Regarding the economic uncertainty resulting from the Iran war, Chin said, “Developed countries are front and center of investors’ minds as demand from occupiers continues to recover,” adding that “the US is more resilient than Europe”, which is more dependent on foreign oil than the US.
Other experts interviewed in the same article agreed. Edward F., senior vice president of research at Nareit (National Association of Real Estate Investment Trusts). “Interest rates are just one piece of the puzzle, not the defining factor,” says Pierzak. “What matters most is the macroeconomic backdrop.”
Emotion echoed “Investors should be thinking about real estate,” said Roland Chow, financial planner and portfolio manager at Optura Advisors in Burlingame, California. portfolio diversifier And, in the current high-interest rate environment, as an income source and inflation hedge.”
final thoughts
with continual Housing barriers and homeowners are reluctant to part with Low rates make it a great time to buy if you can. However, this is not the case blindfolded Throwing darts and choosing a location on the country map.

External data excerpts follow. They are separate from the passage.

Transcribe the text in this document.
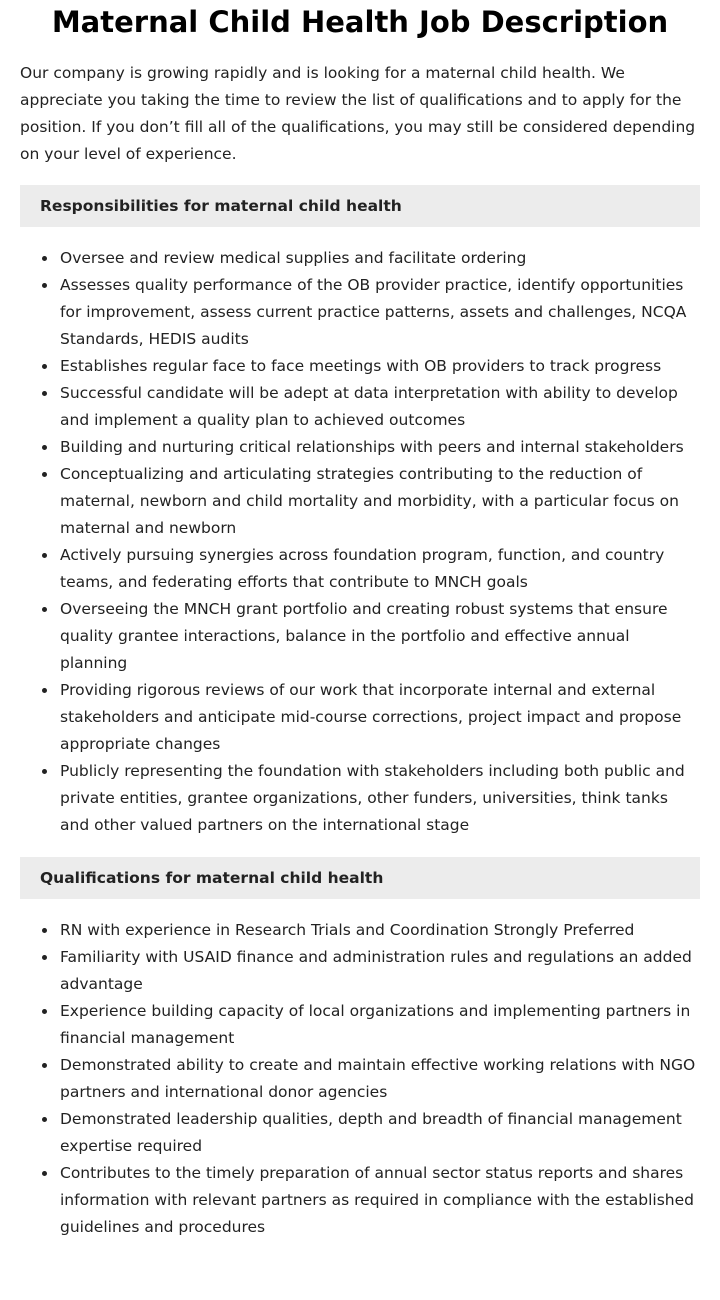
Maternal Child Health Job Description

Our company is growing rapidly and is looking for a maternal child health. We appreciate you taking the time to review the list of qualifications and to apply for the position. If you don’t fill all of the qualifications, you may still be considered depending on your level of experience.

Responsibilities for maternal child health
Oversee and review medical supplies and facilitate ordering
Assesses quality performance of the OB provider practice, identify opportunities for improvement, assess current practice patterns, assets and challenges, NCQA Standards, HEDIS audits
Establishes regular face to face meetings with OB providers to track progress
Successful candidate will be adept at data interpretation with ability to develop and implement a quality plan to achieved outcomes
Building and nurturing critical relationships with peers and internal stakeholders
Conceptualizing and articulating strategies contributing to the reduction of maternal, newborn and child mortality and morbidity, with a particular focus on maternal and newborn
Actively pursuing synergies across foundation program, function, and country teams, and federating efforts that contribute to MNCH goals
Overseeing the MNCH grant portfolio and creating robust systems that ensure quality grantee interactions, balance in the portfolio and effective annual planning
Providing rigorous reviews of our work that incorporate internal and external stakeholders and anticipate mid-course corrections, project impact and propose appropriate changes
Publicly representing the foundation with stakeholders including both public and private entities, grantee organizations, other funders, universities, think tanks and other valued partners on the international stage
Qualifications for maternal child health
RN with experience in Research Trials and Coordination Strongly Preferred
Familiarity with USAID finance and administration rules and regulations an added advantage
Experience building capacity of local organizations and implementing partners in financial management
Demonstrated ability to create and maintain effective working relations with NGO partners and international donor agencies
Demonstrated leadership qualities, depth and breadth of financial management expertise required
Contributes to the timely preparation of annual sector status reports and shares information with relevant partners as required in compliance with the established guidelines and procedures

The US housing market is not monolithic. Although there are always ups and downs in cities, by far the best places to invest today are generally Midwest and SunbeltThat’s assuming you want to stay away from expensive metropolises like San Jose, San Francisco, and the New York tristate area — with a smattering of locations in the Northeast, according to a recent Zillow analysis.
In the current economic environment, low price points are a major driver. “A big component of buyer friendliness is affordability,” Cara Ng, a senior economist at Zillow, told CNBC. “(The Midwest) was affordable before the pandemic, and it’s affordable after the pandemic.”